I have a univariate time series data. I want to do a multi-step prediction. I came across this question which explains time series one step prediction.
but I am interested in multi-step ahead prediction. For example, a typical univariate time series data looks like this:

    time  value
    ----  ------
    t1      a1
    t2      a2
    ..........
    ..........
    t100    a100.

Suppose, I want 3 step ahead prediction. Can I frame my problem like:

   TrainX                 TrainY
[a1,a2,a3,a4,a5,a6]   -> [a7,a8,a9]
[a2,a3,a4,a5,a6,a7]   -> [a8,a9,a10]
[a3,a4,a5,a6,a7,a8]   -> [a9,a10,a11]
..................        ...........
..................        ...........

(I am using keras and tensorflow as the backend.)

The first layer has 50 neurons and expects 6 inputs; the hidden layer has 30 neurons; and the output layer has 3 neurons (i.e., outputs three time series values).

model = Sequential()
model.add(Dense(50, input_dim=6, activation='relu',kernel_regularizer=regularizers.l2(0.01)))
model.add(Dense(30, activation='relu',kernel_regularizer=regularizers.l2(0.01)))
model.add(Dense(3))
model.compile(loss='mean_squared_error', optimizer='adam')

model.fit(TrainX, TrainY, epochs=300, batch_size=16)

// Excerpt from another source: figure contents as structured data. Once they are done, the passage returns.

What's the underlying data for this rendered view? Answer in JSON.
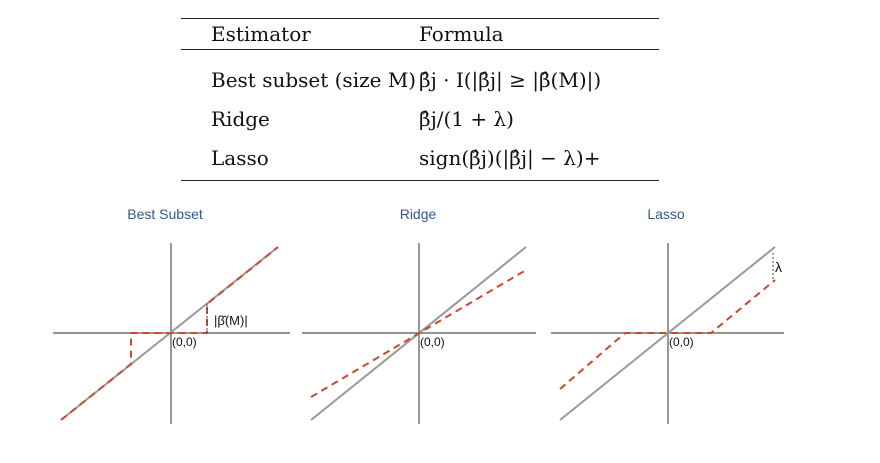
{
  "table": {
    "header": {
      "estimator": "Estimator",
      "formula": "Formula"
    },
    "rows": [
      {
        "estimator": "Best subset (size M)",
        "formula": "β̂j · I(|β̂j| ≥ |β̂(M)|)"
      },
      {
        "estimator": "Ridge",
        "formula": "β̂j/(1 + λ)"
      },
      {
        "estimator": "Lasso",
        "formula": "sign(β̂j)(|β̂j| − λ)+"
      }
    ]
  },
  "panels": [
    {
      "title": "Best Subset",
      "origin_label": "(0,0)",
      "annotation": "|β̂(M)|"
    },
    {
      "title": "Ridge",
      "origin_label": "(0,0)"
    },
    {
      "title": "Lasso",
      "origin_label": "(0,0)",
      "annotation": "λ"
    }
  ],
  "colors": {
    "axis": "#555555",
    "identity_line": "#9a9a9a",
    "estimator_line": "#d6452a",
    "title": "#2b5a9a"
  }
}
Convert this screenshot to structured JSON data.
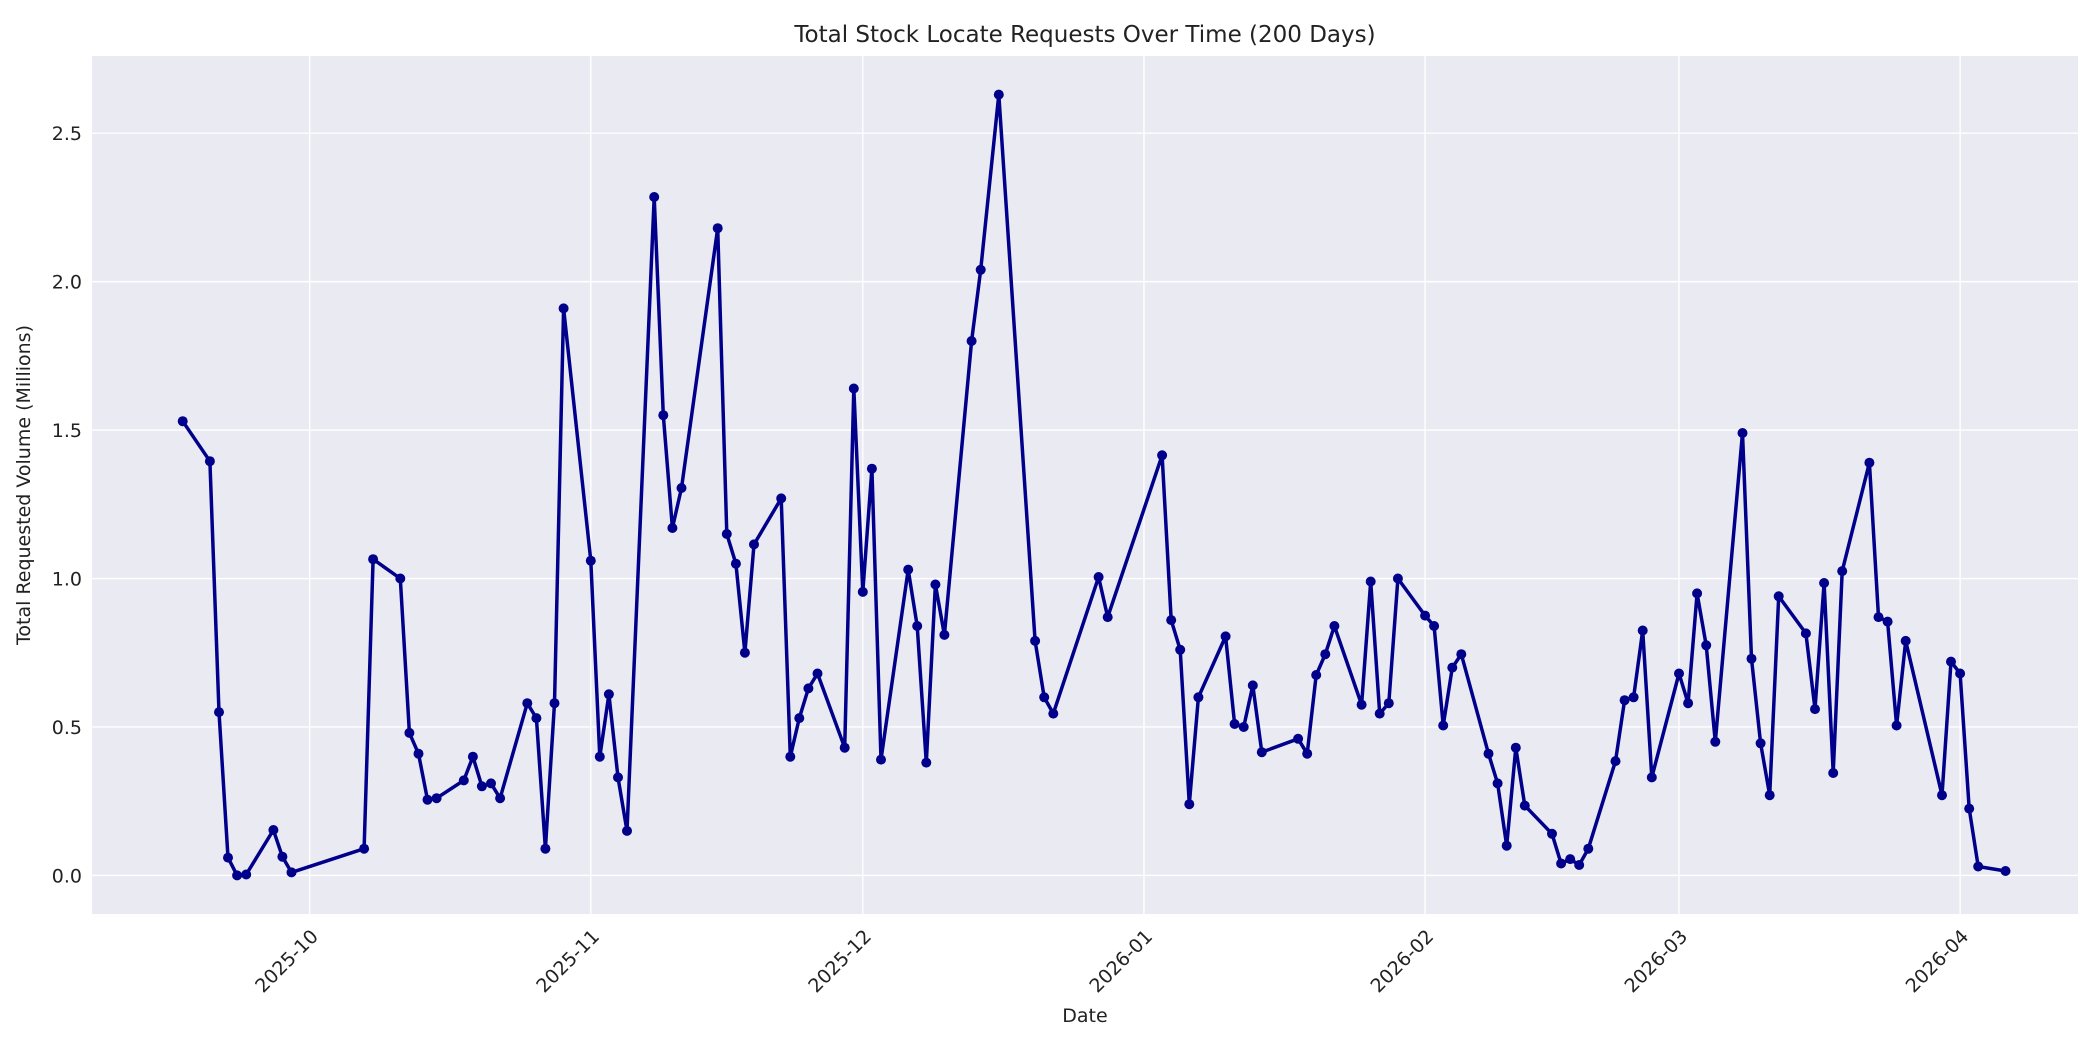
{
  "chart_data": {
    "type": "line",
    "title": "Total Stock Locate Requests Over Time (200 Days)",
    "xlabel": "Date",
    "ylabel": "Total Requested Volume (Millions)",
    "x_range": [
      "2025-09-07",
      "2026-04-14"
    ],
    "ylim": [
      -0.13,
      2.76
    ],
    "grid": true,
    "legend": "none",
    "x_tick_labels": [
      "2025-10",
      "2025-11",
      "2025-12",
      "2026-01",
      "2026-02",
      "2026-03",
      "2026-04"
    ],
    "y_tick_labels": [
      "0.0",
      "0.5",
      "1.0",
      "1.5",
      "2.0",
      "2.5"
    ],
    "colors": {
      "line": "#00008b",
      "plot_background": "#eaeaf2",
      "grid": "#ffffff"
    },
    "series": [
      {
        "marker": "circle",
        "points": [
          [
            "2025-09-17",
            1.53
          ],
          [
            "2025-09-20",
            1.395
          ],
          [
            "2025-09-21",
            0.55
          ],
          [
            "2025-09-22",
            0.06
          ],
          [
            "2025-09-23",
            0.0
          ],
          [
            "2025-09-24",
            0.003
          ],
          [
            "2025-09-27",
            0.153
          ],
          [
            "2025-09-28",
            0.063
          ],
          [
            "2025-09-29",
            0.01
          ],
          [
            "2025-10-07",
            0.09
          ],
          [
            "2025-10-08",
            1.065
          ],
          [
            "2025-10-11",
            1.0
          ],
          [
            "2025-10-12",
            0.48
          ],
          [
            "2025-10-13",
            0.41
          ],
          [
            "2025-10-14",
            0.255
          ],
          [
            "2025-10-15",
            0.26
          ],
          [
            "2025-10-18",
            0.32
          ],
          [
            "2025-10-19",
            0.4
          ],
          [
            "2025-10-20",
            0.3
          ],
          [
            "2025-10-21",
            0.31
          ],
          [
            "2025-10-22",
            0.26
          ],
          [
            "2025-10-25",
            0.58
          ],
          [
            "2025-10-26",
            0.53
          ],
          [
            "2025-10-27",
            0.09
          ],
          [
            "2025-10-28",
            0.58
          ],
          [
            "2025-10-29",
            1.91
          ],
          [
            "2025-11-01",
            1.06
          ],
          [
            "2025-11-02",
            0.4
          ],
          [
            "2025-11-03",
            0.61
          ],
          [
            "2025-11-04",
            0.33
          ],
          [
            "2025-11-05",
            0.15
          ],
          [
            "2025-11-08",
            2.285
          ],
          [
            "2025-11-09",
            1.55
          ],
          [
            "2025-11-10",
            1.17
          ],
          [
            "2025-11-11",
            1.305
          ],
          [
            "2025-11-15",
            2.18
          ],
          [
            "2025-11-16",
            1.15
          ],
          [
            "2025-11-17",
            1.05
          ],
          [
            "2025-11-18",
            0.75
          ],
          [
            "2025-11-19",
            1.115
          ],
          [
            "2025-11-22",
            1.27
          ],
          [
            "2025-11-23",
            0.4
          ],
          [
            "2025-11-24",
            0.53
          ],
          [
            "2025-11-25",
            0.63
          ],
          [
            "2025-11-26",
            0.68
          ],
          [
            "2025-11-29",
            0.43
          ],
          [
            "2025-11-30",
            1.64
          ],
          [
            "2025-12-01",
            0.955
          ],
          [
            "2025-12-02",
            1.37
          ],
          [
            "2025-12-03",
            0.39
          ],
          [
            "2025-12-06",
            1.03
          ],
          [
            "2025-12-07",
            0.84
          ],
          [
            "2025-12-08",
            0.38
          ],
          [
            "2025-12-09",
            0.98
          ],
          [
            "2025-12-10",
            0.81
          ],
          [
            "2025-12-13",
            1.8
          ],
          [
            "2025-12-14",
            2.04
          ],
          [
            "2025-12-16",
            2.63
          ],
          [
            "2025-12-20",
            0.79
          ],
          [
            "2025-12-21",
            0.6
          ],
          [
            "2025-12-22",
            0.545
          ],
          [
            "2025-12-27",
            1.005
          ],
          [
            "2025-12-28",
            0.87
          ],
          [
            "2026-01-03",
            1.415
          ],
          [
            "2026-01-04",
            0.86
          ],
          [
            "2026-01-05",
            0.76
          ],
          [
            "2026-01-06",
            0.24
          ],
          [
            "2026-01-07",
            0.6
          ],
          [
            "2026-01-10",
            0.805
          ],
          [
            "2026-01-11",
            0.51
          ],
          [
            "2026-01-12",
            0.5
          ],
          [
            "2026-01-13",
            0.64
          ],
          [
            "2026-01-14",
            0.415
          ],
          [
            "2026-01-18",
            0.46
          ],
          [
            "2026-01-19",
            0.41
          ],
          [
            "2026-01-20",
            0.675
          ],
          [
            "2026-01-21",
            0.745
          ],
          [
            "2026-01-22",
            0.84
          ],
          [
            "2026-01-25",
            0.575
          ],
          [
            "2026-01-26",
            0.99
          ],
          [
            "2026-01-27",
            0.545
          ],
          [
            "2026-01-28",
            0.58
          ],
          [
            "2026-01-29",
            1.0
          ],
          [
            "2026-02-01",
            0.875
          ],
          [
            "2026-02-02",
            0.84
          ],
          [
            "2026-02-03",
            0.505
          ],
          [
            "2026-02-04",
            0.7
          ],
          [
            "2026-02-05",
            0.745
          ],
          [
            "2026-02-08",
            0.41
          ],
          [
            "2026-02-09",
            0.31
          ],
          [
            "2026-02-10",
            0.1
          ],
          [
            "2026-02-11",
            0.43
          ],
          [
            "2026-02-12",
            0.235
          ],
          [
            "2026-02-15",
            0.14
          ],
          [
            "2026-02-16",
            0.04
          ],
          [
            "2026-02-17",
            0.055
          ],
          [
            "2026-02-18",
            0.035
          ],
          [
            "2026-02-19",
            0.09
          ],
          [
            "2026-02-22",
            0.385
          ],
          [
            "2026-02-23",
            0.59
          ],
          [
            "2026-02-24",
            0.6
          ],
          [
            "2026-02-25",
            0.825
          ],
          [
            "2026-02-26",
            0.33
          ],
          [
            "2026-03-01",
            0.68
          ],
          [
            "2026-03-02",
            0.58
          ],
          [
            "2026-03-03",
            0.95
          ],
          [
            "2026-03-04",
            0.775
          ],
          [
            "2026-03-05",
            0.45
          ],
          [
            "2026-03-08",
            1.49
          ],
          [
            "2026-03-09",
            0.73
          ],
          [
            "2026-03-10",
            0.445
          ],
          [
            "2026-03-11",
            0.27
          ],
          [
            "2026-03-12",
            0.94
          ],
          [
            "2026-03-15",
            0.815
          ],
          [
            "2026-03-16",
            0.56
          ],
          [
            "2026-03-17",
            0.985
          ],
          [
            "2026-03-18",
            0.345
          ],
          [
            "2026-03-19",
            1.025
          ],
          [
            "2026-03-22",
            1.39
          ],
          [
            "2026-03-23",
            0.87
          ],
          [
            "2026-03-24",
            0.855
          ],
          [
            "2026-03-25",
            0.505
          ],
          [
            "2026-03-26",
            0.79
          ],
          [
            "2026-03-30",
            0.27
          ],
          [
            "2026-03-31",
            0.72
          ],
          [
            "2026-04-01",
            0.68
          ],
          [
            "2026-04-02",
            0.225
          ],
          [
            "2026-04-03",
            0.03
          ],
          [
            "2026-04-06",
            0.015
          ]
        ]
      }
    ]
  }
}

Is this a valid model? Am I missing something?

Best Answer

This seems reasonable---it is a rolling time window similar to this question. In terms of predicting 3 time steps instead of 1, it's fine---you can just output a vector, as you've done.

Better suited to this problem is a recurrent neural network however.

  • It handles long term dependencies (for the 6 time step window method, the model only sees those).
  • It handles variable-length sequences as input (what about predicting for time steps 3,4,5 with the window method?).
  • It fits the data. There is parameter sharing over time steps. These are time series data, and generally that means that the generative process has some parameter sharing. For example, consider a time series of blood pressures. To some extent, at each time step, there is some function that takes us from the last 3 time steps to the next one (s). Since the body generally tries to maintain blood pressure within some set of values, this function is usually probably reading previous values and trying to counteract trends (via the baroreceptor response or something). This function is relatively constant over time, however---the body and its mechanisms are fixed. So, it would make sense that the mapping from time step 3 to 4 is similar to the mapping from time step 4 to 5, and so on. This is captured by an RNN elegantly because the parameter taking us from the past to the future is shared over time steps. In your case, the model would need to estimate a single parameter (give or take a bias term). With an MLP, this is not the case. If you use a 6 dimensional vector as your input, the MLP will give each time step a different parameter. In some instances, it might find that the more recent parameters should be weighted more highly or some variation of this. This could be done with an RNN by just making an extra feature correspond to the "T-t", or it may even be possible without this. Either way, though, you can imagine that fitting one parameter to the data is (1) less costly and (2) less prone to overfitting. Essentially, the RNN parameter sees 6 times more data than each of the 6 MLP parameters.

This being said, the window approach sometimes performs better---although probably a correctly fit LSTM would always perform as good or better, it is easier to fit the window approach from the human modelers perspective. Also, sometimes CNNs are used for this kind of analysis and give comparable performance to RNNs, but they also have parameter sharing.